Il avait 25 ans et a été tué suite à une attaque d’agents armés du gouvernement et à cause des lésions suite aux coups qu’il a subis le 15 juin rue Nobahar à Kermanshah. Hossein est mort suite aux coups de matraque répétés sur sa tête donné par les forces de police de la République Islamique. Il n’avait voté pour aucun des candidats et il était venu manifester contre la tyrannie et la répression de la République Islamique. Un des amis d’Hossein dit que des centaines de personnes l’ont vu mourrir.

17.Davoud Naeem Abadi

Il a été tué par balles place Azadi et sa famille a récupéré son corps le 21 juin.

18.Davoud Sadri

Il avait 27 ans et est mort par balles le 15 juin lors de la protestation de millions d’habitants de Téhéran puis amené à l’hôpital Imam Ali. Le samedi 21 juin, sa famille est allée son corps mort à l’hôpital. Il a été enterré le 22 juin au cimetière des martyrs de la ville de Malard. Des rapports disent que sa famille a dû payer 350.000 tomans (environ 350 $) le prix de la balle et 6 million de tomans (6.000 $) pour récupérer le corps. D’autres rapports disent que sa famille avait reçu une proposition d’offre si elle annonçait qu’il était bassidji et tué par des gens ordinaires.

19.Saeed Abasi Fargolchi

24 ans, vendeur de chaussures et de sacs, habitant de Roudaki (rue Sarsabil) et il est un de ceux qui ont été tué lors du dimanche sanglant de Téhéran. Saeed a été tué par balle vers la banque Pasargad rue Roudaki à l’intersection de Boustan Sa’adi. Il travaillait au magasin Aram rue Roudaki, au sud de la rue Dampezeshki.

20.Behzad Mohajer

Il est un de ceux qui ont été arrêtés le 25 juin. Après 46 jours sans aucune nouvelle, sa famille l’a identifié à la morgue de Kahrizak. Bezad avait 47 ans et pendant ces 46 jours sa famille l’a cherché auprès du tribunal révolutionnaire, à la prison Evin et dans les centres judiciaires sans avoir aucune réponse claire des autorités. Selon Amirkabir, après 47 jours, le corps de Behzad a été montré à sa soeur. La famille Mohajer suppose que le corps de Behzad était à l’institut légal dès le 21 juin mais que rien n’a été dit à la famille. Il semble qu’il ait été tué d’une balle à la poitrine. son corps a été enterré à la section 208 de Beheshte Zahra.

21.Sajjad Qaed Rahmati

Il a été tué place azadi lors des protestations populaires après les élections en Iran. Sajjad était originaire de la ville de Doroud dans la province du Lorestan où il vivait avec sa famille.

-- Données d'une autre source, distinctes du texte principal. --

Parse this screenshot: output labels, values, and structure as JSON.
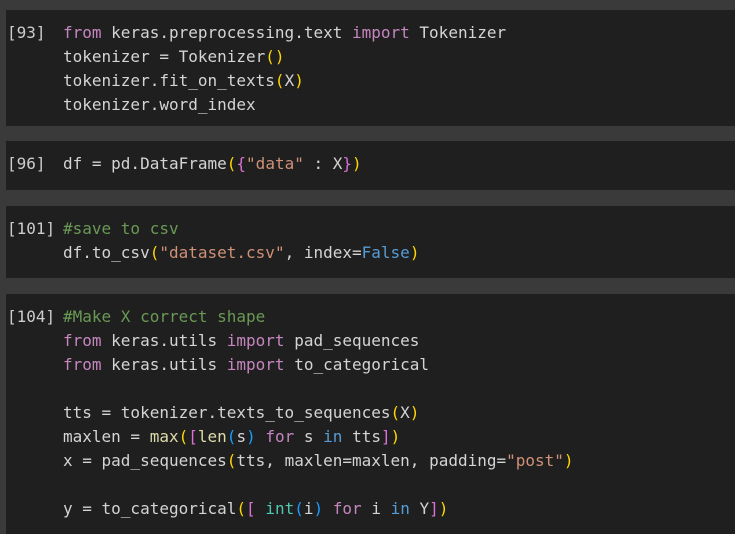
{
  "cells": [
    {
      "prompt": "[93]",
      "lines": [
        [
          [
            "kw",
            "from"
          ],
          [
            "pl",
            " keras.preprocessing.text "
          ],
          [
            "kw",
            "import"
          ],
          [
            "pl",
            " Tokenizer"
          ]
        ],
        [
          [
            "pl",
            "tokenizer = Tokenizer"
          ],
          [
            "b1",
            "()"
          ]
        ],
        [
          [
            "pl",
            "tokenizer.fit_on_texts"
          ],
          [
            "b1",
            "("
          ],
          [
            "pl",
            "X"
          ],
          [
            "b1",
            ")"
          ]
        ],
        [
          [
            "pl",
            "tokenizer.word_index"
          ]
        ]
      ]
    },
    {
      "prompt": "[96]",
      "lines": [
        [
          [
            "pl",
            "df = pd.DataFrame"
          ],
          [
            "b1",
            "("
          ],
          [
            "b2",
            "{"
          ],
          [
            "str",
            "\"data\""
          ],
          [
            "pl",
            " : X"
          ],
          [
            "b2",
            "}"
          ],
          [
            "b1",
            ")"
          ]
        ]
      ]
    },
    {
      "prompt": "[101]",
      "lines": [
        [
          [
            "cm",
            "#save to csv"
          ]
        ],
        [
          [
            "pl",
            "df.to_csv"
          ],
          [
            "b1",
            "("
          ],
          [
            "str",
            "\"dataset.csv\""
          ],
          [
            "pl",
            ", index="
          ],
          [
            "kw2",
            "False"
          ],
          [
            "b1",
            ")"
          ]
        ]
      ]
    },
    {
      "prompt": "[104]",
      "lines": [
        [
          [
            "cm",
            "#Make X correct shape"
          ]
        ],
        [
          [
            "kw",
            "from"
          ],
          [
            "pl",
            " keras.utils "
          ],
          [
            "kw",
            "import"
          ],
          [
            "pl",
            " pad_sequences"
          ]
        ],
        [
          [
            "kw",
            "from"
          ],
          [
            "pl",
            " keras.utils "
          ],
          [
            "kw",
            "import"
          ],
          [
            "pl",
            " to_categorical"
          ]
        ],
        [
          [
            "pl",
            ""
          ]
        ],
        [
          [
            "pl",
            "tts = tokenizer.texts_to_sequences"
          ],
          [
            "b1",
            "("
          ],
          [
            "pl",
            "X"
          ],
          [
            "b1",
            ")"
          ]
        ],
        [
          [
            "pl",
            "maxlen = "
          ],
          [
            "fn",
            "max"
          ],
          [
            "b1",
            "("
          ],
          [
            "b2",
            "["
          ],
          [
            "fn",
            "len"
          ],
          [
            "b3",
            "("
          ],
          [
            "pl",
            "s"
          ],
          [
            "b3",
            ")"
          ],
          [
            "pl",
            " "
          ],
          [
            "kw",
            "for"
          ],
          [
            "pl",
            " s "
          ],
          [
            "kw2",
            "in"
          ],
          [
            "pl",
            " tts"
          ],
          [
            "b2",
            "]"
          ],
          [
            "b1",
            ")"
          ]
        ],
        [
          [
            "pl",
            "x = pad_sequences"
          ],
          [
            "b1",
            "("
          ],
          [
            "pl",
            "tts, maxlen=maxlen, padding="
          ],
          [
            "str",
            "\"post\""
          ],
          [
            "b1",
            ")"
          ]
        ],
        [
          [
            "pl",
            ""
          ]
        ],
        [
          [
            "pl",
            "y = to_categorical"
          ],
          [
            "b1",
            "("
          ],
          [
            "b2",
            "["
          ],
          [
            "pl",
            " "
          ],
          [
            "bi",
            "int"
          ],
          [
            "b3",
            "("
          ],
          [
            "pl",
            "i"
          ],
          [
            "b3",
            ")"
          ],
          [
            "pl",
            " "
          ],
          [
            "kw",
            "for"
          ],
          [
            "pl",
            " i "
          ],
          [
            "kw2",
            "in"
          ],
          [
            "pl",
            " Y"
          ],
          [
            "b2",
            "]"
          ],
          [
            "b1",
            ")"
          ]
        ]
      ]
    }
  ]
}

Il est allé à Téhéran à cause de la pauvreté pour y trouver un emploi.

22.Ramin Ghahramani

Né en 1979, il résidait rue Shahrara à Téhéran. Dans les affrontements post-électoraux, il a été identifié par des agents par le biais d’une caméra de surveillance d’une banque et ils sont allés chez lui pour l’arrêter. Comme il n’était pas là, les agents ont dit à sa mère qu’il devait venir de lui-même au poste. 15 jours après qu’il se soit rendu de lui-même à la police, il a été libéré, le corps plein de traces de tortures. Il est mort deux jours après sa libération de prison des suites de ses blessures. Il avait dit à sa mère qu’il avait été pendu plusieurs jours par les pieds. Rahim est mort à cause de caillots de sang dans ses poumons. Sa famille fut mise sous pression pour ne pas annoncer la mort de leur enfant. Rahmin a été enterré avec de fortes mesures de sécurité. C’était si terrible, qu’ils n’avaient même pas le droit de pleurer trop fort sur sa tombe et que cinq membres de sa famille ont dû être hospitalisés à cause des pressions psychologiques.

23.Kambiz Sho’aeei

Il a été battu et est mort suite aux coups lors de l’attaque d’Ansar Hezbollah et des agents contre les dortoirs de l’université de Téhéran le 14 juin. Il a été enterré en secret à Beheshte Zahra.

24.Hossein Akbari

Il est l’un de ceux qui ont été tués après avoir été arrpetés lors des événements post-électoraux. Cela s’est passé alors que sa famille allait régulièrement au tribunal révolutionnaire, à la prison Evin et à d’autres centres de détention, où elle n’a pu avoir aucune information jusqu’au 21 juillet. Le 22 juillet, par téléphone, sa famille a été informée de sa mort et on leur a demandé de venir récupérer le corps à l’hôpital Imam Khomeini. Hossein est mort d’un traumatisme cranien et il y avait des marques de coups de matraque sur son corps. La date exacte de sa mort est inconnue. Son corps a été enterré le 26 juillet à Beheshte Zahra, section 219, à côté de la tombe de sa mère.

25.Alireza Eftekhari

24 ans, il a disparu lors du récent soulèvement et après 25 jours sans savoir où il était, son corps a été rendu à sa famille le lundi 13 juillet.

26.Hossein Akhtar Zand

Hosseinest un de ceux qui ont été tués lors des protestations à Ispahan, près de la mosquée Lobnan. Il était célibataire et soutenait financièrement sa famille (sa mère et ses frères et soeurs).

27.Hamid Madah Shorche

Etudiant, il a arrêté avec d’autres personnes lors d’un sit-in de protestation vers la mosquée Goharshad. Il fut torturé durant sa détention, il est mort le jour de sa libération des suites de ses graves blessures. La médecine légale a annoncé que la raison de sa mort était une blessure à la tête et ses funérailles ont eu lieu le 5 juillet.

28.Mostafa Kiarostami

22 ans, il a participé à la prière du vendredi le 17 juillet et est mort des suites de coups de matraques. Il a été battu par des bassidji et des agents devant l’université de Téhéran et ne pouvait pas rentrer chez lui, si bien qu’il a téléphoné à sa mère et à son frère. Mais lorsque sa mère l’a ramené chez lui, il a freconnu ne se sentir pas bien et a été emmené à l’hôpital Kasra où il est mort d’une lésion à la tête, mais la raison officielle de sa mort est traumatisme cranien.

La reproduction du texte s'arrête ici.